Terry Sawchuk was a professional ice hockey player, regarded as one of the greatest goalies in NHL history. The Canadian played nearly one thousand games throughout his 21-year career and won almost every individual and team award available in the NHL.
Despite Sawchuk’s success in the rink, tragic events in his personal life overshadowed his achievements. Both his older and younger brothers died at a young age, which affected Sawchuk’s mental health in later years. Sawchuk then died prematurely at the age of 40, almost immediately after his retirement.
Terry Sawchuk grew up in Winnipeg, Canada, and played ice hockey and rugby from a young age. Detroit Red Wings scout, Bob Kinnear, first noticed Sawchuk’s talent whilst he played youth hockey in Winnipeg. Kinnear was eager to sign both Terry and his older brother Mike, also a promising goaltender. But, in tragic circumstances, Mike Sawchuk died of a sudden heart attack at the age of 17. Mike’s passing impacted Terry greatly and would later lead to personal struggles with depression and alcoholism.
This traumatic event shaped Terry Sawchuk’s hockey career as Kinnear encouraged him to take up the goalie position.
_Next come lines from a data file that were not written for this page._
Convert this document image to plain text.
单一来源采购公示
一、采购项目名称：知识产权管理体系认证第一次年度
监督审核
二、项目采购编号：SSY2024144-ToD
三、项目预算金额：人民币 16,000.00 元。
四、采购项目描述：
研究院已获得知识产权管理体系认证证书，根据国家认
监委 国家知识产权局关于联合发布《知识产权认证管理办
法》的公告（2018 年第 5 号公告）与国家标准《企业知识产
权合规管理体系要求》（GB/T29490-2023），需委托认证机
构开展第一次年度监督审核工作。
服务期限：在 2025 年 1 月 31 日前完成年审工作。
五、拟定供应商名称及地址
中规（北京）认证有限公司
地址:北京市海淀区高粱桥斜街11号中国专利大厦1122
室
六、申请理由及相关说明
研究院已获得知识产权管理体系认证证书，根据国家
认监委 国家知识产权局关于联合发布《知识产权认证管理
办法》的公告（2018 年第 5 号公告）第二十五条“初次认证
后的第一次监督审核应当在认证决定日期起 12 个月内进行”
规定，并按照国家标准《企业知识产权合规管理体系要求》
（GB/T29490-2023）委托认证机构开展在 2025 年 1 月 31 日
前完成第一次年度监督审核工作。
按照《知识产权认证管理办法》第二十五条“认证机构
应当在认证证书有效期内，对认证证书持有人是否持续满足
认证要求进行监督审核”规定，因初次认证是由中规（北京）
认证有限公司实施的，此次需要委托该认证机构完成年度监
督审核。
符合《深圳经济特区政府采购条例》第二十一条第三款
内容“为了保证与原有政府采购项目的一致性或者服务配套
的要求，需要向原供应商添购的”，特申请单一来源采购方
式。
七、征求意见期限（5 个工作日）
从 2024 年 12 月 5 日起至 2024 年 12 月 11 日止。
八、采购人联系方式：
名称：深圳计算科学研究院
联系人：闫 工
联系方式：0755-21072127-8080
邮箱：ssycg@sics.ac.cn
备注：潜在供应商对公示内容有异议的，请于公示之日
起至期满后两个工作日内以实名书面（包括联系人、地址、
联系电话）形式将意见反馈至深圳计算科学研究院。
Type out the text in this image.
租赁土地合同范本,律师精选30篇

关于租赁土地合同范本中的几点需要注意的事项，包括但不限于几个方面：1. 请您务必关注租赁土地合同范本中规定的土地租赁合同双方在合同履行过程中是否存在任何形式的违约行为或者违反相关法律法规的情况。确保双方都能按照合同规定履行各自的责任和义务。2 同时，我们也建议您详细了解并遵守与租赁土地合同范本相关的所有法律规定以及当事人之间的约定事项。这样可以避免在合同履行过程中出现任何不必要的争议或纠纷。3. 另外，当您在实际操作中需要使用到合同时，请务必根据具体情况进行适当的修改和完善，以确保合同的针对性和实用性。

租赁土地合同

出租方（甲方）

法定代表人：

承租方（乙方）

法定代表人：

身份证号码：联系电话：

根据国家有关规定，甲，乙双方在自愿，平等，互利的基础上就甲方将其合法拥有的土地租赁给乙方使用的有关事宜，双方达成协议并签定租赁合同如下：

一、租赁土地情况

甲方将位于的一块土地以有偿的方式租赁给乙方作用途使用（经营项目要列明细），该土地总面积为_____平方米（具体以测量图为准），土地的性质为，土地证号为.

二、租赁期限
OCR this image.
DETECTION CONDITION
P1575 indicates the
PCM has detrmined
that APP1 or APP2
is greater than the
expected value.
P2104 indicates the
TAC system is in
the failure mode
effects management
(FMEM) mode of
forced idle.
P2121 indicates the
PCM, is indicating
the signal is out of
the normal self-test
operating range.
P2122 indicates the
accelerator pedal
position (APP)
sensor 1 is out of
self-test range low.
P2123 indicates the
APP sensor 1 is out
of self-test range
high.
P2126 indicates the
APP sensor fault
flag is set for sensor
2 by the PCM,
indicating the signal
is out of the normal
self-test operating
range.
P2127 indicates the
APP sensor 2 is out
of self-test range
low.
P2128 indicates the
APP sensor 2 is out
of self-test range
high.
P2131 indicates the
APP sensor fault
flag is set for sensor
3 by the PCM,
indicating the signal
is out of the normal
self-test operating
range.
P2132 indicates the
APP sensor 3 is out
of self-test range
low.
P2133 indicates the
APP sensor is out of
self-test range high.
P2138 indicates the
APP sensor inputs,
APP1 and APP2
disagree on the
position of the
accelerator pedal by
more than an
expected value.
Sawchuk inherited his brother’s pads and immediately flourished in his new role.
Sawchuk played for the Red Wings junior team, Windsor of the Ontario Hockey Association, from the age of 14. But, due to his excellent potential, he was fast-tracked to play as a rookie in the United States Hockey League. Sawchuk played for the Omaha Knights in 1947/48 and Indianapolis in the following season. He was extremely successful in the US, winning both the Dudley (Red) Garrett Memorial Award and USHL Rookie of the Year between 1947 and 1949.
Sawchuk returned to Detroit for the 1949/50 season and quickly made an impact for the Red Wings. He was instrumental in Detroit’s Stanley Cup success and kept a goal against average of 2.29 per game, despite only playing seven games. His performances impressed coach Jack Adams, who made Sawchuk the first-choice goaltender in the following season.
Sawchuk spent the next five seasons in Detroit and was hugely successful; he had a close affinity with the Red Wings and played 14 of his 21 career seasons here. Sawchuk also played for the Boston Bruins and the Toronto Maple Leaves for three seasons, where he achieved further success in NHL. The Canadian also spent a short spell at the Los Angeles Kings and finally retired with the New York Rangers in 1970.
Major achievements; including records, awards, etc.
Sawchuk left behind an exceptional NHL record. To date, no other player has beaten or matched the Canadians two goals-against average, which he set in his first five seasons for Detroit. Overall, Sawchuk played 971 NHL games, won 447 matches, and had 103 shootouts – more than any other goalie in NHL history.
During his first six seasons with the Detroit Red Wings, Sawchuk played a central role in their three Stanley Cup wins between 1951 and 1955. He then lifted the Stanley Cup again 12 years later, but with the Toronto Maple Leaves in the 1966/67 season.
Sawchuk’s unrivaled goaltending ability saw him win many individual accolades throughout his career. In the space of four seasons, between 1951 and 1955, Sawchuk won the Vezina Trophy three times – a testament to his outstanding goaltending performances for the Red Wings. He received the award again in the 1964-65 season whilst playing for the Maple Leaves, but shared the honor with Toronto team-mate, Johnny Bower.
After making just eight appearances in the 1969/70 season with the New York Rangers, Sawchuk retired from professional hockey.
Unfortunately, Sawchuk’s retirement was short-lived. He tragically died weeks later following a fight with former Rangers teammate, Ron Stewart. After falling awkwardly during the scuffle, Sawchuk was taken to hospital and required two operations on his gall bladder and liver. He did not recover and died in hospital on May 30, 1970, aged 40.
Just one year after his death, Sawchuk won the Lester Patrick Trophy for his contributions to ice hockey and, in 2017, the NHL named him as one of the top-100 players to feature in the league. The Detroit Red Wings retired Sawchuk’s number one jersey in 1994 to honor his iconic status for the team.